Causerie sur le lemming

            Comment raconter ou même décrire Causerie sur le lemming ?La pièce de François-Michel van der Rest et Élisabeth Ancion se présente comme une conférence. Pas de décor, guère d’accessoires : une table avec quelques livres et un rétroprojecteur, une chaise, un écran légèrement en retrait.

Voici que, traversant la salle, arrive le conférencier. Il monte sur la scène, quelque peu intimidé, semble-t-il ; il sourit, adresse au public des mots de bienvenue, le remercie d’avoir affronté le mauvais temps pour venir l’écouter, puis il introduit son propos : il va parler du lemming.

La causerie débute. Elle ne suivra jamais un déroulement linéaire. À tout moment, le conférencier s’interrompt, commente, entame une digression, revient à son sujet, insiste, répète, s’échappe à nouveau dans une nouvelle direction, reprend le fil, se passionne, mime avec force gestes, loquace, drôle, agité, inquiétant puis tragique, devenu le lemming emporté avec ses congénères dans une ruée irrépressible et mortelle.

Qu’est-ce que le lemming ? Un petit rongeur des régions septentrionales qui se nourrit principalement de lichens, n’hiberne pas mais dont l’espèce se reproduit abondamment quand l’hiver lui impose de se réfugier dans les terriers. De la sorte, certaines années les lemmings pullulent et, poussés par la faim, effectuent des migrations massives en direction des plaines, franchissant les fleuves et même les fjords, se précipitant vers la mer où ils tombent en masse. On a pu interpréter ces comportements comme des suicides collectifs.

Pénétré de son sujet, érudit, le conférencier décrit le lemming, en dessine un croquis qu’il projette, dépeint la blancheur des contrées arctiques en désignant l’écran vierge d’indications, justifie d’un sourire entendu, bien qu’un peu gêné, l’instinct de reproduction des petits rongeurs, exacerbé par leur long enfermement hivernal. Mais bientôt la vie des lemmings, les nombreux parallèles, perspectives et digressions qu’elle a fait naitre au long de la causerie acquièrent une intensité dramatique. Et nous mesurons alors que la promiscuité, l’instinct de survie ou, à l’inverse, la folie suicidaire des lemmings présentent bien des points communs avec la condition humaine.

François-Michel van der Rest incarne à merveille un conférencier sympathique, farfelu et un peu brouillon, sorte de Jacques Tati/Monsieur Hulot de la parole. Un vrai contact s’établit entre lui et le public, donnée essentielle pour un « seul en scène » pleinement abouti. Licencié en philosophie et en études théâtrales, comédien (théâtre et cinéma), metteur en scène, il est membre fondateur d’Impro-Visé.

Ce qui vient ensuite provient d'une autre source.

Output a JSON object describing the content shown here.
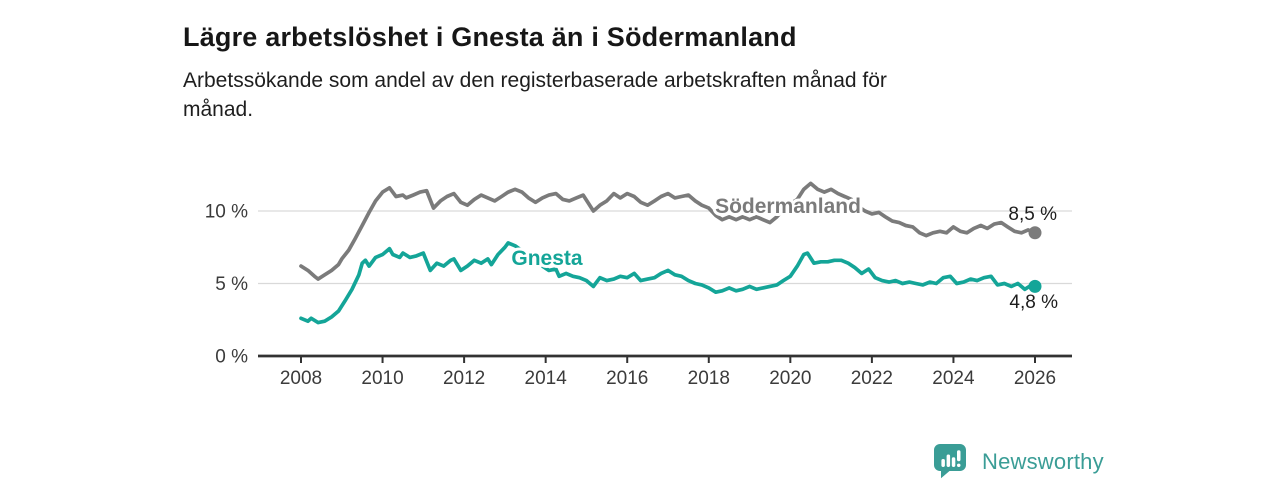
{
  "header": {
    "title": "Lägre arbetslöshet i Gnesta än i Södermanland",
    "subtitle": "Arbetssökande som andel av den registerbaserade arbetskraften månad för månad.",
    "subtitle_lines": [
      "Arbetssökande som andel av den registerbaserade arbetskraften månad för",
      "månad."
    ]
  },
  "chart_data": {
    "type": "line",
    "title": "Lägre arbetslöshet i Gnesta än i Södermanland",
    "xlabel": "",
    "ylabel": "",
    "x_ticks": [
      2008,
      2010,
      2012,
      2014,
      2016,
      2018,
      2020,
      2022,
      2024,
      2026
    ],
    "x_tick_labels": [
      "2008",
      "2010",
      "2012",
      "2014",
      "2016",
      "2018",
      "2020",
      "2022",
      "2024",
      "2026"
    ],
    "y_ticks": [
      0,
      5,
      10
    ],
    "y_tick_labels": [
      "0 %",
      "5 %",
      "10 %"
    ],
    "ylim": [
      0,
      12.8
    ],
    "xlim": [
      2007.0,
      2026.9
    ],
    "grid": "horizontal",
    "legend_position": "inline-labels-on-lines",
    "colors": {
      "axis": "#323232",
      "grid": "#d9d9d9",
      "tick_text": "#3b3b3b",
      "value_text": "#1d1d1d"
    },
    "series": [
      {
        "name": "Södermanland",
        "color": "#7b7b7b",
        "end_label": "8,5 %",
        "end_value": 8.5,
        "points": [
          [
            2008.0,
            6.2
          ],
          [
            2008.17,
            5.9
          ],
          [
            2008.33,
            5.5
          ],
          [
            2008.42,
            5.3
          ],
          [
            2008.58,
            5.6
          ],
          [
            2008.75,
            5.9
          ],
          [
            2008.92,
            6.3
          ],
          [
            2009.0,
            6.7
          ],
          [
            2009.17,
            7.3
          ],
          [
            2009.33,
            8.1
          ],
          [
            2009.5,
            9.0
          ],
          [
            2009.67,
            9.9
          ],
          [
            2009.83,
            10.7
          ],
          [
            2010.0,
            11.3
          ],
          [
            2010.17,
            11.6
          ],
          [
            2010.33,
            11.0
          ],
          [
            2010.5,
            11.1
          ],
          [
            2010.58,
            10.9
          ],
          [
            2010.75,
            11.1
          ],
          [
            2010.92,
            11.3
          ],
          [
            2011.08,
            11.4
          ],
          [
            2011.25,
            10.2
          ],
          [
            2011.42,
            10.7
          ],
          [
            2011.58,
            11.0
          ],
          [
            2011.75,
            11.2
          ],
          [
            2011.92,
            10.6
          ],
          [
            2012.08,
            10.4
          ],
          [
            2012.25,
            10.8
          ],
          [
            2012.42,
            11.1
          ],
          [
            2012.58,
            10.9
          ],
          [
            2012.75,
            10.7
          ],
          [
            2012.92,
            11.0
          ],
          [
            2013.08,
            11.3
          ],
          [
            2013.25,
            11.5
          ],
          [
            2013.42,
            11.3
          ],
          [
            2013.58,
            10.9
          ],
          [
            2013.75,
            10.6
          ],
          [
            2013.92,
            10.9
          ],
          [
            2014.08,
            11.1
          ],
          [
            2014.25,
            11.2
          ],
          [
            2014.42,
            10.8
          ],
          [
            2014.58,
            10.7
          ],
          [
            2014.75,
            10.9
          ],
          [
            2014.92,
            11.1
          ],
          [
            2015.08,
            10.4
          ],
          [
            2015.17,
            10.0
          ],
          [
            2015.33,
            10.4
          ],
          [
            2015.5,
            10.7
          ],
          [
            2015.67,
            11.2
          ],
          [
            2015.83,
            10.9
          ],
          [
            2016.0,
            11.2
          ],
          [
            2016.17,
            11.0
          ],
          [
            2016.33,
            10.6
          ],
          [
            2016.5,
            10.4
          ],
          [
            2016.67,
            10.7
          ],
          [
            2016.83,
            11.0
          ],
          [
            2017.0,
            11.2
          ],
          [
            2017.17,
            10.9
          ],
          [
            2017.33,
            11.0
          ],
          [
            2017.5,
            11.1
          ],
          [
            2017.67,
            10.7
          ],
          [
            2017.83,
            10.4
          ],
          [
            2018.0,
            10.2
          ],
          [
            2018.17,
            9.7
          ],
          [
            2018.33,
            9.4
          ],
          [
            2018.5,
            9.6
          ],
          [
            2018.67,
            9.4
          ],
          [
            2018.83,
            9.6
          ],
          [
            2019.0,
            9.4
          ],
          [
            2019.17,
            9.6
          ],
          [
            2019.33,
            9.4
          ],
          [
            2019.5,
            9.2
          ],
          [
            2019.67,
            9.6
          ],
          [
            2019.83,
            10.1
          ],
          [
            2020.0,
            10.5
          ],
          [
            2020.17,
            10.8
          ],
          [
            2020.33,
            11.5
          ],
          [
            2020.5,
            11.9
          ],
          [
            2020.67,
            11.5
          ],
          [
            2020.83,
            11.3
          ],
          [
            2021.0,
            11.5
          ],
          [
            2021.17,
            11.2
          ],
          [
            2021.33,
            11.0
          ],
          [
            2021.5,
            10.8
          ],
          [
            2021.67,
            10.3
          ],
          [
            2021.83,
            10.0
          ],
          [
            2022.0,
            9.8
          ],
          [
            2022.17,
            9.9
          ],
          [
            2022.33,
            9.6
          ],
          [
            2022.5,
            9.3
          ],
          [
            2022.67,
            9.2
          ],
          [
            2022.83,
            9.0
          ],
          [
            2023.0,
            8.9
          ],
          [
            2023.17,
            8.5
          ],
          [
            2023.33,
            8.3
          ],
          [
            2023.5,
            8.5
          ],
          [
            2023.67,
            8.6
          ],
          [
            2023.83,
            8.5
          ],
          [
            2024.0,
            8.9
          ],
          [
            2024.17,
            8.6
          ],
          [
            2024.33,
            8.5
          ],
          [
            2024.5,
            8.8
          ],
          [
            2024.67,
            9.0
          ],
          [
            2024.83,
            8.8
          ],
          [
            2025.0,
            9.1
          ],
          [
            2025.17,
            9.2
          ],
          [
            2025.33,
            8.9
          ],
          [
            2025.5,
            8.6
          ],
          [
            2025.67,
            8.5
          ],
          [
            2025.83,
            8.7
          ],
          [
            2026.0,
            8.5
          ]
        ]
      },
      {
        "name": "Gnesta",
        "color": "#14a598",
        "end_label": "4,8 %",
        "end_value": 4.8,
        "points": [
          [
            2008.0,
            2.6
          ],
          [
            2008.17,
            2.4
          ],
          [
            2008.25,
            2.6
          ],
          [
            2008.42,
            2.3
          ],
          [
            2008.58,
            2.4
          ],
          [
            2008.75,
            2.7
          ],
          [
            2008.92,
            3.1
          ],
          [
            2009.08,
            3.8
          ],
          [
            2009.25,
            4.6
          ],
          [
            2009.42,
            5.6
          ],
          [
            2009.5,
            6.4
          ],
          [
            2009.58,
            6.6
          ],
          [
            2009.67,
            6.2
          ],
          [
            2009.83,
            6.8
          ],
          [
            2010.0,
            7.0
          ],
          [
            2010.17,
            7.4
          ],
          [
            2010.25,
            7.0
          ],
          [
            2010.42,
            6.8
          ],
          [
            2010.5,
            7.1
          ],
          [
            2010.67,
            6.8
          ],
          [
            2010.83,
            6.9
          ],
          [
            2011.0,
            7.1
          ],
          [
            2011.17,
            5.9
          ],
          [
            2011.33,
            6.4
          ],
          [
            2011.5,
            6.2
          ],
          [
            2011.67,
            6.6
          ],
          [
            2011.75,
            6.7
          ],
          [
            2011.92,
            5.9
          ],
          [
            2012.08,
            6.2
          ],
          [
            2012.25,
            6.6
          ],
          [
            2012.42,
            6.4
          ],
          [
            2012.58,
            6.7
          ],
          [
            2012.67,
            6.3
          ],
          [
            2012.83,
            7.0
          ],
          [
            2013.0,
            7.5
          ],
          [
            2013.08,
            7.8
          ],
          [
            2013.25,
            7.6
          ],
          [
            2013.5,
            7.1
          ],
          [
            2013.75,
            6.6
          ],
          [
            2013.92,
            6.2
          ],
          [
            2014.08,
            5.9
          ],
          [
            2014.25,
            6.0
          ],
          [
            2014.33,
            5.5
          ],
          [
            2014.5,
            5.7
          ],
          [
            2014.67,
            5.5
          ],
          [
            2014.83,
            5.4
          ],
          [
            2015.0,
            5.2
          ],
          [
            2015.17,
            4.8
          ],
          [
            2015.33,
            5.4
          ],
          [
            2015.5,
            5.2
          ],
          [
            2015.67,
            5.3
          ],
          [
            2015.83,
            5.5
          ],
          [
            2016.0,
            5.4
          ],
          [
            2016.17,
            5.7
          ],
          [
            2016.33,
            5.2
          ],
          [
            2016.5,
            5.3
          ],
          [
            2016.67,
            5.4
          ],
          [
            2016.83,
            5.7
          ],
          [
            2017.0,
            5.9
          ],
          [
            2017.17,
            5.6
          ],
          [
            2017.33,
            5.5
          ],
          [
            2017.5,
            5.2
          ],
          [
            2017.67,
            5.0
          ],
          [
            2017.83,
            4.9
          ],
          [
            2018.0,
            4.7
          ],
          [
            2018.17,
            4.4
          ],
          [
            2018.33,
            4.5
          ],
          [
            2018.5,
            4.7
          ],
          [
            2018.67,
            4.5
          ],
          [
            2018.83,
            4.6
          ],
          [
            2019.0,
            4.8
          ],
          [
            2019.17,
            4.6
          ],
          [
            2019.33,
            4.7
          ],
          [
            2019.5,
            4.8
          ],
          [
            2019.67,
            4.9
          ],
          [
            2019.83,
            5.2
          ],
          [
            2020.0,
            5.5
          ],
          [
            2020.17,
            6.2
          ],
          [
            2020.33,
            7.0
          ],
          [
            2020.42,
            7.1
          ],
          [
            2020.58,
            6.4
          ],
          [
            2020.75,
            6.5
          ],
          [
            2020.92,
            6.5
          ],
          [
            2021.08,
            6.6
          ],
          [
            2021.25,
            6.6
          ],
          [
            2021.42,
            6.4
          ],
          [
            2021.58,
            6.1
          ],
          [
            2021.75,
            5.7
          ],
          [
            2021.92,
            6.0
          ],
          [
            2022.08,
            5.4
          ],
          [
            2022.25,
            5.2
          ],
          [
            2022.42,
            5.1
          ],
          [
            2022.58,
            5.2
          ],
          [
            2022.75,
            5.0
          ],
          [
            2022.92,
            5.1
          ],
          [
            2023.08,
            5.0
          ],
          [
            2023.25,
            4.9
          ],
          [
            2023.42,
            5.1
          ],
          [
            2023.58,
            5.0
          ],
          [
            2023.75,
            5.4
          ],
          [
            2023.92,
            5.5
          ],
          [
            2024.08,
            5.0
          ],
          [
            2024.25,
            5.1
          ],
          [
            2024.42,
            5.3
          ],
          [
            2024.58,
            5.2
          ],
          [
            2024.75,
            5.4
          ],
          [
            2024.92,
            5.5
          ],
          [
            2025.08,
            4.9
          ],
          [
            2025.25,
            5.0
          ],
          [
            2025.42,
            4.8
          ],
          [
            2025.58,
            5.0
          ],
          [
            2025.75,
            4.6
          ],
          [
            2025.92,
            4.9
          ],
          [
            2026.0,
            4.8
          ]
        ]
      }
    ]
  },
  "footer": {
    "brand": "Newsworthy",
    "brand_color": "#3a9d96",
    "logo_icon": "speech-bubble-bar-chart-icon"
  }
}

Élisabeth Ancion a été formée à l’Insas. Metteuse en scène, dramaturge et costumière, elle est plongée jusqu’au cou dans le monde du théâtre et du cinéma. Elle a notamment co-scénarisé et réalisé les costumes du prochain film de Bouli Lanners, Les Géants. On lui doit la mise en scène de la Causerie sur le lemming.

La pièce a été créée au Festival Émulation de Liège en 2008 et jouée au Théâtre des Doms lors du Festival d’Avignon de 2009. Depuis le départ, elle a rencontré un succès unanime. Le Rideau de Bruxelles (au Studio du Palais des Beaux-Arts) qui l’avait mise à son programme en décembre 2010, l’avait retenue comme spectacle de fête pour la dernière soirée de l’année. Un choix heureux : la Causerie et François-Michel van der Rest ont fait salle comble.

Claire Anne MAGNÈS

 

Ce texte applique les rectifications orthographiques de 1990.

 

Chronique parue dans La Revue générale, 147e année, n° 2, février 2011, pages 85-87.